Apache Kafka was introduced into our pipeline architecture earlier this year, and is a critical piece of the future of our backend. It is a core part of our path to scaling our product while maintaining our realtime functionality. That being said it is has become critical to our system in a very short period of time. This outage helped expose a list of improvements we can make to different components to ensure something similar doesn’t happen again.

Some of our immediate action items are:

  • Transition to a much larger number of smaller Kafka brokers to distribute the data more widely and make the cluster more fault tolerant. Additionally this will reduce the incremental overhead over rebalancing actions for individual broker outages.
  • Harden certain Kafka consumers to be more fault tolerant.
  • Transition Kafka consumer/publisher configuration to our Consul cluster allowing us to dynamically modify the values to respond to issues.
  • Add additional metrics/monitoring for cluster configuration and cluster management tasks.
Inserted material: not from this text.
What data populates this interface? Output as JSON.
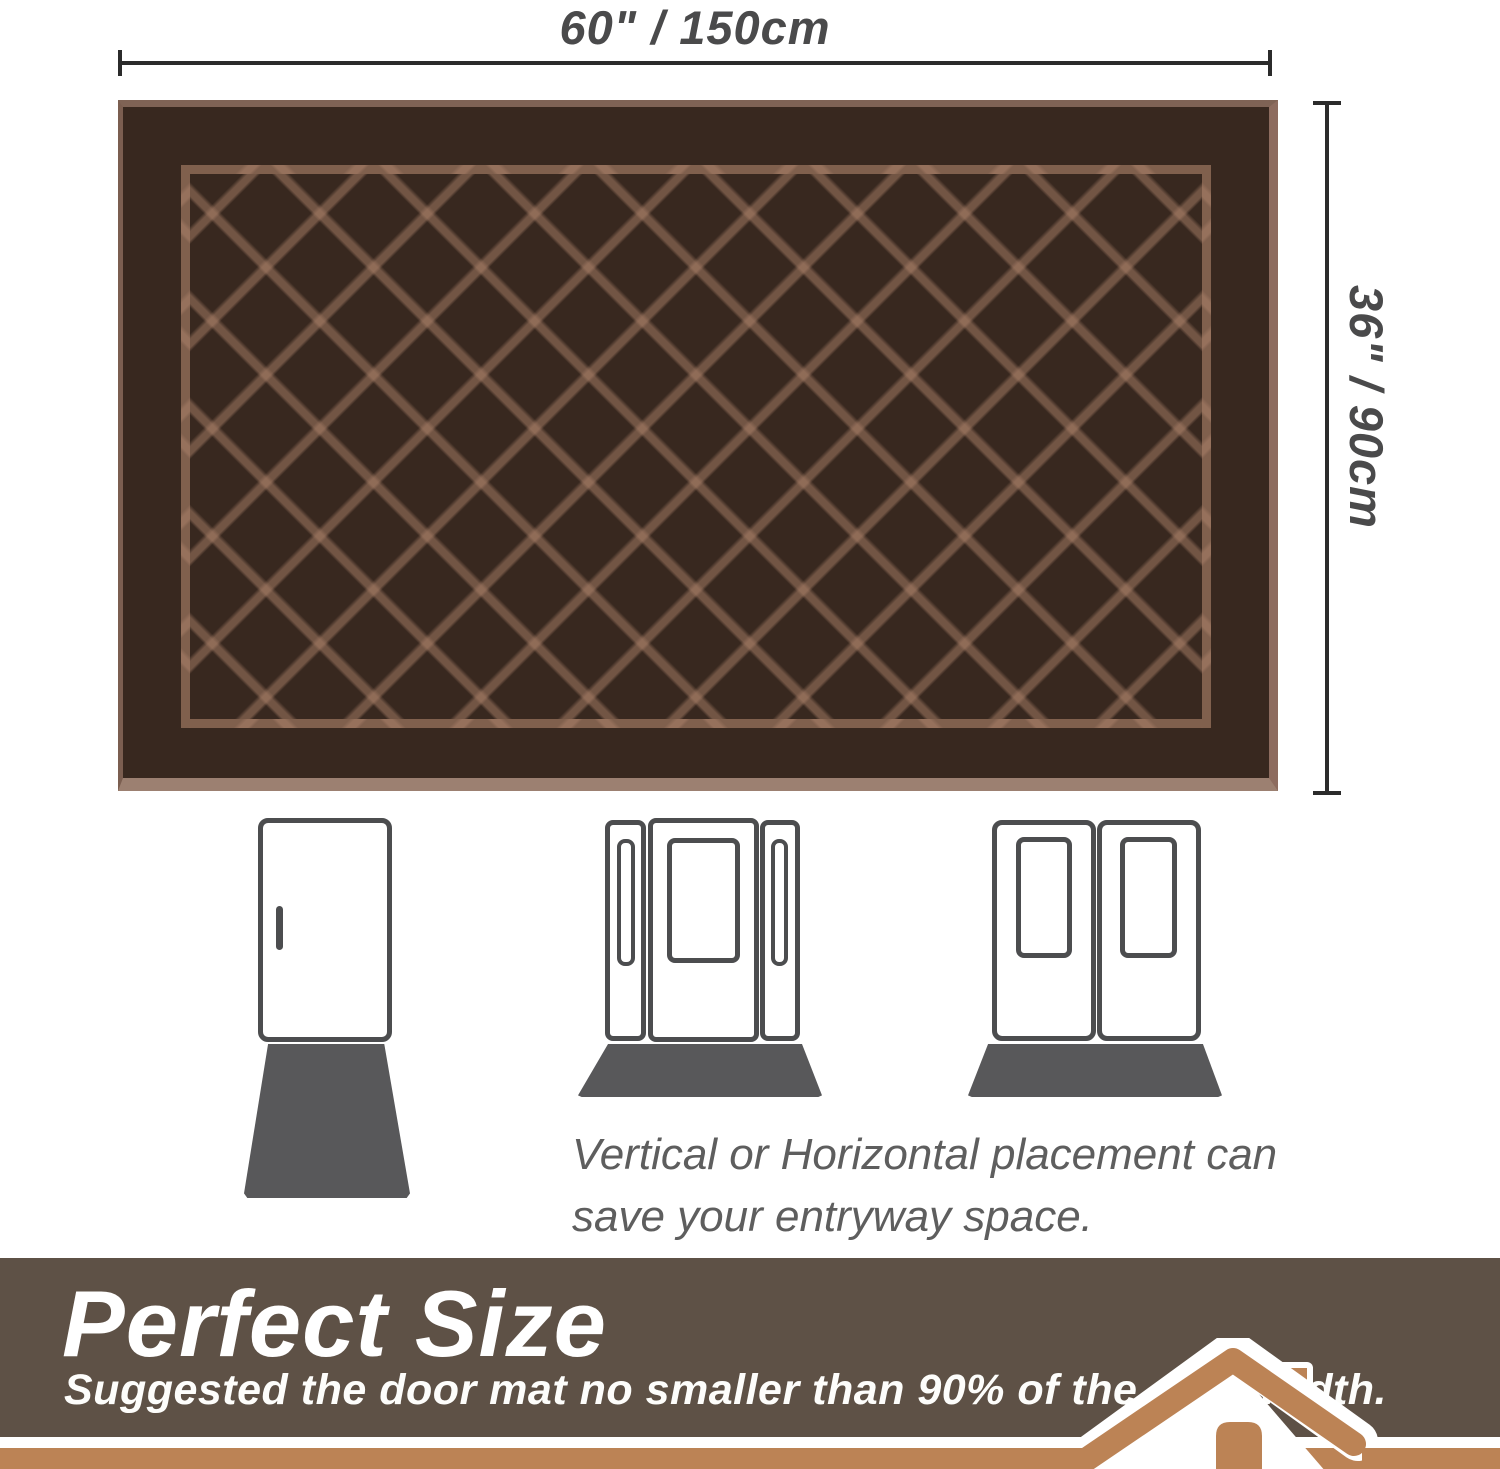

    • Detect edge cases like we experienced early.

Timeline

November 18 2020 (All Times in PST):

16:48 - Cluster was determined to be in a corrupt state, attempts to remedy this began.
17:15 - Ingestion halts, pipeline stalls.
19:01 - Ingestion resumes, pipeline is still stalled.
20:08 - Pipeline resumes, realtime search is still broken.
20:29 - All functionality is restored.

Posted Nov 23, 2020 - 10:57 PST

Resolved
All components functional again.
Posted Nov 18, 2020 - 20:29 PST
Update
We have experienced a regression, and are continuing to work on the internal queuing service.
Posted Nov 18, 2020 - 20:08 PST
Update
The pipeline is normalized and functioning, however we are still having issues with our realtime search. We will update when this is resolved.
Posted Nov 18, 2020 - 19:29 PST
Monitoring
We have implemented a fix, we expect the pipeline to normalize shortly.
Posted Nov 18, 2020 - 19:16 PST
Update
We have identified the source of the issue and are working towards a fix.
Posted Nov 18, 2020 - 18:06 PST
Identified
The pipeline is currently stalled due to an outage with an internal queuing service. We are working to bring it back online.
Posted Nov 18, 2020 - 17:20 PST
This incident affected: Processing pipeline (Core Processing Pipeline).